Add to that we call ourselves more educated, more modern in terms of technology than what we were 2 decades back but I think the basic sense of traffic rules have diminished now more than ever.
Earlier it was like the unpadh(uneducated), jaahil ganvaar (the village folks) or some chapris(hooligans) driving on the wrong side of the road or driving on the footpath. But now every one including “YOU” — could be youngsters, family men, ladies, corporate professionals, lawyers, doctors, ladies/grandpas with kids, the swiggy/zomato wala, the zepto/blinkit wala have utter disregard to the traffic rules. Talking on the phone, seeing the phone, not giving indicator, jumping the signal, haphazard parking, overtaking from the wrong side, not giving way to the opposite side is making the travel even more horrible. What once was a pleasant drive is now a nightmare. To top it all, the Bangalore Traffic Police fines are not that stringent.

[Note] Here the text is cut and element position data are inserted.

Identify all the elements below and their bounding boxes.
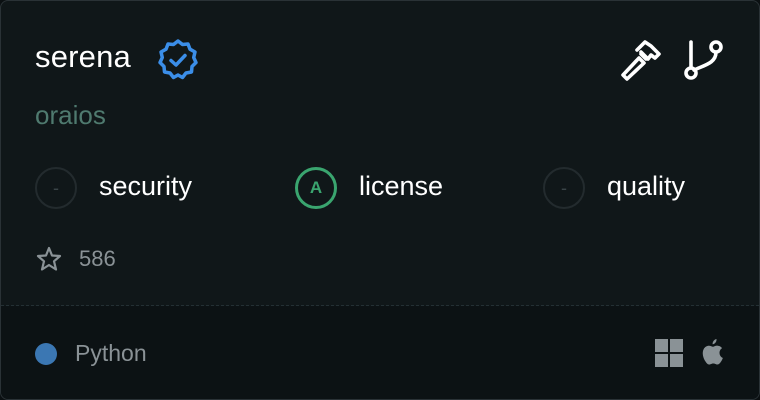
language-color-dot [35, 343, 57, 365]
repo-owner[interactable]: oraios [35, 100, 106, 131]
git-branch-icon[interactable] [681, 37, 725, 83]
language-name: Python [75, 340, 147, 366]
quality-label: quality [607, 171, 686, 201]
quality-grade-badge: - [543, 167, 585, 209]
hammer-icon[interactable] [615, 37, 663, 83]
star-count: 586 [79, 246, 116, 271]
license-grade-badge: A [295, 167, 337, 209]
repo-name[interactable]: serena [35, 39, 131, 75]
security-grade-badge: - [35, 167, 77, 209]
repo-card[interactable]: serena oraios - security A license - qua… [0, 0, 760, 400]
license-label: license [359, 171, 444, 201]
security-label: security [99, 171, 193, 201]
star-icon [36, 246, 62, 271]
windows-icon [655, 339, 683, 367]
apple-icon [702, 339, 723, 365]
verified-badge-icon [158, 39, 198, 80]
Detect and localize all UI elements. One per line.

You try to rectify or put sense into people and we get road rage as a result which includes stabbing, abusing, vandalizing your vehicle. Again this behavior is seen across sections irrespective of you are a Bangalorean/Non-Bangalorean, Kannadiga or non-Kannadiga.
Overall, we need to collectively be mindful and see how to make Bengaluru a more sustainable city . I urge you to carpool, use public transport, and help reduce traffic chaos by following traffic rules — one smart choice at a time. Be a good Bangalorean!!